1st Level White Feather
Joined
Nov 16, 2004
Messages
9,000
Points
48
I'd just entered a lady's apartment to try to sell her a vacuum, when her insanely jealous husband came home unexpectedly. She told me to use the back door and be quick about it. I should have left instantly, I suppose... but you don't get an offer like that everyday!

* * *​

My neighbor is super hot, but I haven't tried to take her out yet. Another 30 minutes at 400 degrees should do.

* * *​

Guy: What odd accents. Are you two ladies from England?

Gal: Wales, you dolt!

Guy: Oh, forgive me! Are you two whales from England?

* * *​

My son was just thrown out of school. Three schools... three years... I'm beginning to suspect that teaching wasn't his best career choice.

* * *​

Stamp, to letter: "Lick my backside, and I'll take you places you've never been before!"

* * *​

I staked every dollar I owned on a lottery ticket, and you know what? God answered my prayer!

The answer, by the way, was "No".

* * *​

Some poor guy slipped and fell into one of Yellowstone's boiling thermal ponds. I believe he was called Stew.

* * *​

My son wants to develop hypothermia. He says all the cool kids are doing it.

* * *​

The manager of our local movie theater died recently. Services will be held at 4:25, 5:40, 7:10 and 9:45.

* * *​

I just ended a 5 year relationship, but I'm not upset about it in the slightest. Why would I be? It wasn't mine.

* * *​

The difference between Kim Kardashian and the Titanic?...
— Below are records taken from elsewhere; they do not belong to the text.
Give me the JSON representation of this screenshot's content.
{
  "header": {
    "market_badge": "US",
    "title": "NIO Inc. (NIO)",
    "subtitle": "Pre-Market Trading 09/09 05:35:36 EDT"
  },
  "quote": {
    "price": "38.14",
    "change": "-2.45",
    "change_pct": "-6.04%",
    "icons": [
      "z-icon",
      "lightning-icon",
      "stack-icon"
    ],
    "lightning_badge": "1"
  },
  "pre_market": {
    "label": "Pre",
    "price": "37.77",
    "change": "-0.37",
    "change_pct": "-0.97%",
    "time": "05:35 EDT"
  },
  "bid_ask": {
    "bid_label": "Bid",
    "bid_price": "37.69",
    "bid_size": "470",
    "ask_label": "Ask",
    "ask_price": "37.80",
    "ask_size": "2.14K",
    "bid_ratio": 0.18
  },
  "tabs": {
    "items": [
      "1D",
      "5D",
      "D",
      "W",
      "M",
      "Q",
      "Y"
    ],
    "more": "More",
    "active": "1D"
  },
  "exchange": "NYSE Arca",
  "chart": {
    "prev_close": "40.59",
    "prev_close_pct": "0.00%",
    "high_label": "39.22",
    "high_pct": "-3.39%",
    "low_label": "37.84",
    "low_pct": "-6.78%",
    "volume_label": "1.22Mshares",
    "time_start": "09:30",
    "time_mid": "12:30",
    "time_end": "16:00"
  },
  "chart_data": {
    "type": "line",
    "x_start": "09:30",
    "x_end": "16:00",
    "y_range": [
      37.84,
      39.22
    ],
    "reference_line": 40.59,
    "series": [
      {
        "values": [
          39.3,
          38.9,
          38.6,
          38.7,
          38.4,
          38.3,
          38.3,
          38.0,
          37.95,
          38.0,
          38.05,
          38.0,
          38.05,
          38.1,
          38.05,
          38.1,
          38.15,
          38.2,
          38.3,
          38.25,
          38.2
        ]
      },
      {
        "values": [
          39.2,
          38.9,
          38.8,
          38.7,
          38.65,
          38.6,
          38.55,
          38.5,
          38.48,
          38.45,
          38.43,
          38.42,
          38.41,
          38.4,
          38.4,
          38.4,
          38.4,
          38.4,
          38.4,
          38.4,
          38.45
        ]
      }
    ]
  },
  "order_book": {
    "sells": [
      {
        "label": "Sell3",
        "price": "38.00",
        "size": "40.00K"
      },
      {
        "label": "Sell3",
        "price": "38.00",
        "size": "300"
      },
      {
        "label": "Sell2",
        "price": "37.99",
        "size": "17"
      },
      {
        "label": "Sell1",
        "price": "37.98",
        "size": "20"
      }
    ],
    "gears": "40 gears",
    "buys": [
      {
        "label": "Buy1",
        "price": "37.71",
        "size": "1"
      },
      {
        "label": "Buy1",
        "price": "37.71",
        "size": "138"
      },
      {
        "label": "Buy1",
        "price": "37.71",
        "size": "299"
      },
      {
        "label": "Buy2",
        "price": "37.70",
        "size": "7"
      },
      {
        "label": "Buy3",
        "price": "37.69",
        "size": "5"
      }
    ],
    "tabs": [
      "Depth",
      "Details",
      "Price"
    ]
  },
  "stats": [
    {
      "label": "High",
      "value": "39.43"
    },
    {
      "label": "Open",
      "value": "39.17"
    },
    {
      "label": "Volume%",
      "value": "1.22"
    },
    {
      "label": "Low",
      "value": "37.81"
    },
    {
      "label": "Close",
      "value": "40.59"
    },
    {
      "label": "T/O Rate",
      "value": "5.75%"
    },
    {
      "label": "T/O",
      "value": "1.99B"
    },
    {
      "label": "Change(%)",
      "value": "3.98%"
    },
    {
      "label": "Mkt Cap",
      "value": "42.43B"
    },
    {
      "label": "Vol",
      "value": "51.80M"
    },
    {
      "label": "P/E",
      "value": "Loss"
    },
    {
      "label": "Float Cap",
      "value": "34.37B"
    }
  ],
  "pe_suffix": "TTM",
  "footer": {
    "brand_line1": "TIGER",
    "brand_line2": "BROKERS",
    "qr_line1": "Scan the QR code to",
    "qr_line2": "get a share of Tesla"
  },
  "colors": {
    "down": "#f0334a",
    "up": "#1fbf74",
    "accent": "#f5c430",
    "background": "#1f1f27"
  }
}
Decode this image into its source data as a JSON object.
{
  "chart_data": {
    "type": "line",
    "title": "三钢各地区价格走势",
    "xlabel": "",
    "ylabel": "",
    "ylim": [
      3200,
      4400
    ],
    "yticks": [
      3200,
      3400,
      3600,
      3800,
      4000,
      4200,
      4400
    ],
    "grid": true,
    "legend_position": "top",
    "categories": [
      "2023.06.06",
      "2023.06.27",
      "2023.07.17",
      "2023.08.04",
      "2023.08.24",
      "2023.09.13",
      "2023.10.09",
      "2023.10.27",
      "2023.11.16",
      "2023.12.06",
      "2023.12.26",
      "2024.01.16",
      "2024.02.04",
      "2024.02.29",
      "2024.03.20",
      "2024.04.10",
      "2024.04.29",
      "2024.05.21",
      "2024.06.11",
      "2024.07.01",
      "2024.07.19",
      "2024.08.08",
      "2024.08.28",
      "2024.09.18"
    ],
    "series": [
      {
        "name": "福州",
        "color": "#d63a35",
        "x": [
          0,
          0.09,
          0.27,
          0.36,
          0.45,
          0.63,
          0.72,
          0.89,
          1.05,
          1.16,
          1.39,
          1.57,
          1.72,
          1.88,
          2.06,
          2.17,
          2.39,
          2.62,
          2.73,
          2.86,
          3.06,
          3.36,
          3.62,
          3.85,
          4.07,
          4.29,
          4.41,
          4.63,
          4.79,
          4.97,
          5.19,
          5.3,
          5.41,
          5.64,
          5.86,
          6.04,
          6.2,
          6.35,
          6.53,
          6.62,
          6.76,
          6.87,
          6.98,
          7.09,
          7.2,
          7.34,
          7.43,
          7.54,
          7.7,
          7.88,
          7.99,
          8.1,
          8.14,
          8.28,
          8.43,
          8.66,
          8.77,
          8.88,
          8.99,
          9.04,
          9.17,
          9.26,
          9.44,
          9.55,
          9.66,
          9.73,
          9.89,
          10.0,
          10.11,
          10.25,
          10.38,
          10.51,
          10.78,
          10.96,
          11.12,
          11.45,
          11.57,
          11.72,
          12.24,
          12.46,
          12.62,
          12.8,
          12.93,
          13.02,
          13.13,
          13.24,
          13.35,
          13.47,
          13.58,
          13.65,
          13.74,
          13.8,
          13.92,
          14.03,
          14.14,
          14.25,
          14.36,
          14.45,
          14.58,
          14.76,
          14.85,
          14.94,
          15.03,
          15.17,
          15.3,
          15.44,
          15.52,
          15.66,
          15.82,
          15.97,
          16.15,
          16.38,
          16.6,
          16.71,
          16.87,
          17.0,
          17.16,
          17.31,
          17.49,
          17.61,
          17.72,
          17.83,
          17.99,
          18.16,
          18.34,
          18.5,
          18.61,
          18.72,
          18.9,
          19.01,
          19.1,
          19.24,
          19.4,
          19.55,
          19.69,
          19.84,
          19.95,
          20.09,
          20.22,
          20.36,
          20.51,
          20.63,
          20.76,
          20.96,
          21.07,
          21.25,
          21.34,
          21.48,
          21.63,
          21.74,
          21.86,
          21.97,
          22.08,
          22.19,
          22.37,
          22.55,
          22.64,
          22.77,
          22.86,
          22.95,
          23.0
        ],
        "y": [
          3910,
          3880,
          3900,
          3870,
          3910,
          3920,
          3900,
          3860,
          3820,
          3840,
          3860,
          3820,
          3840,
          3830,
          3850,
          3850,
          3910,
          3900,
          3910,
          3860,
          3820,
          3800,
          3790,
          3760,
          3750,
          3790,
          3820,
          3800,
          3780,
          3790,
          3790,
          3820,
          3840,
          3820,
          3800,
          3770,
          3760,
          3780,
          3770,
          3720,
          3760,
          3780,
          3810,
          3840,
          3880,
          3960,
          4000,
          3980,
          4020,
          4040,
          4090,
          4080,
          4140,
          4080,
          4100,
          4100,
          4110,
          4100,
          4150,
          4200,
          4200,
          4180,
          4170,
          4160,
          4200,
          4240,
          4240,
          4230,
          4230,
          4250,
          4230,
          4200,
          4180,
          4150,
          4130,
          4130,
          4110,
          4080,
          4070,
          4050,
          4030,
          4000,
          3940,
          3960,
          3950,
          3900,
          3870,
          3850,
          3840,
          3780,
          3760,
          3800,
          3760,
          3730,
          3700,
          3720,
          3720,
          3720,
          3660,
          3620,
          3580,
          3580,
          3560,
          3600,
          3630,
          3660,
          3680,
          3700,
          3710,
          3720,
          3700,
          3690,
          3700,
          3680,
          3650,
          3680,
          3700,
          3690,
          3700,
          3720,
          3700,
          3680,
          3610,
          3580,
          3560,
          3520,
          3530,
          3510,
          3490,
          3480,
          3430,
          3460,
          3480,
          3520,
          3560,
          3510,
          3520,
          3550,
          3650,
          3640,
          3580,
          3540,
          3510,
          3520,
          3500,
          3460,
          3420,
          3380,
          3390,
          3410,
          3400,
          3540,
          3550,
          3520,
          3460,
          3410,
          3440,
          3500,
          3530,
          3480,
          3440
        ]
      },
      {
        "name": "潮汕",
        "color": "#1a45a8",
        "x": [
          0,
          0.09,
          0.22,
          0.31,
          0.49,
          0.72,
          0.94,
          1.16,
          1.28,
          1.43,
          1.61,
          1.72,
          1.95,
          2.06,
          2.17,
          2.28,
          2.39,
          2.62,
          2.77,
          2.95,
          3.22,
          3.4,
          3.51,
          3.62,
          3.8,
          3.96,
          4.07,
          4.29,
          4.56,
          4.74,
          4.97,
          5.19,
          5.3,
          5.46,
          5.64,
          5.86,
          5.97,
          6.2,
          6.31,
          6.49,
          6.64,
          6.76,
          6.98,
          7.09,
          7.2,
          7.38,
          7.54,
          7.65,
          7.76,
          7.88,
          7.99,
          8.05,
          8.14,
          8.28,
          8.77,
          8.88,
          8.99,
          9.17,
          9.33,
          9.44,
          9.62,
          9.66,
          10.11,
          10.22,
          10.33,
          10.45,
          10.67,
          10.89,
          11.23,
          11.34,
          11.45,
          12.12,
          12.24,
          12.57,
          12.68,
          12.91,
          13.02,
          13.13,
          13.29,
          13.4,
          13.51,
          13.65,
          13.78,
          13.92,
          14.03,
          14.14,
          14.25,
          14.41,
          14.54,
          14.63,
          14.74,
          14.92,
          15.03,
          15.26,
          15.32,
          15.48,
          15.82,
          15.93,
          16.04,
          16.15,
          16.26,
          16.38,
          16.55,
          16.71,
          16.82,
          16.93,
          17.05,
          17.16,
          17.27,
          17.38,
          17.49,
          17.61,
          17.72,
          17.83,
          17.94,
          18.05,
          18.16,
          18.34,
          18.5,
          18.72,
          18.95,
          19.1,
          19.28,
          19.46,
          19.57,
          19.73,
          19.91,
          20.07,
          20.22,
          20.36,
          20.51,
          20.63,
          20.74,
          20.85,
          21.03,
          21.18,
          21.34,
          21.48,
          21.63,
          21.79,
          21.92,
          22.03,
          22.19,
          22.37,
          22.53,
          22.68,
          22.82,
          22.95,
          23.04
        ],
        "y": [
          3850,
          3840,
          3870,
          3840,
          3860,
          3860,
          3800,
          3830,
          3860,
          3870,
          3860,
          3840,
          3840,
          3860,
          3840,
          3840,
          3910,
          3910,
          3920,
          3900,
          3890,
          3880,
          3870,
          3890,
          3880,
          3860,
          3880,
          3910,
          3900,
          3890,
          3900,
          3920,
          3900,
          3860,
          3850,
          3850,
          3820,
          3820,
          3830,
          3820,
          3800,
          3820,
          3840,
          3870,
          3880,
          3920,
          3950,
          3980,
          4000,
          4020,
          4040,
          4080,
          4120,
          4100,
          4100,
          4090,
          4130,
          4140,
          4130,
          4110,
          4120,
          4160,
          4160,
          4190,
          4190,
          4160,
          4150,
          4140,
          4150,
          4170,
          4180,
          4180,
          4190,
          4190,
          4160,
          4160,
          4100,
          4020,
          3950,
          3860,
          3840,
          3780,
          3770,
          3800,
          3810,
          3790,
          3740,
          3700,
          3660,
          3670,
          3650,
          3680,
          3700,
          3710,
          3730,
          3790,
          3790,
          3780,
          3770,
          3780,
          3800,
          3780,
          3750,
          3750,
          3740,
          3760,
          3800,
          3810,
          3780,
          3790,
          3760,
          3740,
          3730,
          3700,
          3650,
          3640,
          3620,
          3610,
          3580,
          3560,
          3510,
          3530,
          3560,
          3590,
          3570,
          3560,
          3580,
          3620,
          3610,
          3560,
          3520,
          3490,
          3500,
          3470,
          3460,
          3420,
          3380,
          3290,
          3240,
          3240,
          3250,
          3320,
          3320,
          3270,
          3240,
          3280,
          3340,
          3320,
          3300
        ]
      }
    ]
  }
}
We know how many people went down on the Titanic.

* * *​

To the wheelchair-bound guy who stole my camouflage jacket: you can hide, but you can't run!

* * *​

A lovely lady sauntered into a bar and ordered a Double Entendre. The bartender whipped it out and gave it to her.

* * *​

I've been studying about the ancient scholar who invented the calendar. What a guy! He really made my day!

* * *​

There never seems to be enough food at Halloween parties. That's because everybody attending is a goblin.

* * *​

I find I've become considerably smarter after suffering brain trauma. It was a stroke of genius.

* * *​

The Jehovah's Witness made some headway at the auto mall, but only among the convertibles.

* * *​

I thought I hired a private investigator, but he spent two whole days examining hedges. He was actually a privet investigator.

* * *​

If you want my broken marionette, please take it! No strings attached!

* * *​

Who understands Roman numerals?

I, for one.

* * *​

What animal has five legs?

A pitbull returning from a playground.

* * *​

I tried to take my own picture in a sauna, but failed. I'm having selfie steam issues.

* * *​

How many tickles does it take to satisfy an anime girl?

Ten tickles.
 
Last edited:
LOL 😛
Very good collection. 😀
My favorite:
Guy: What odd accents. Are you two ladies from England?

Gal: Wales, you dolt!

Guy: Oh, forgive me! Are you two whales from England?
 
Thank you, Milagros! 😀 That one got a favorable response at the TTC too!
 
More good 'uns. Some a bit strange, but overall good. Agree with Mils on his choice.
 
:bwahaha: Man, you kill me with this stuff! Keep it up!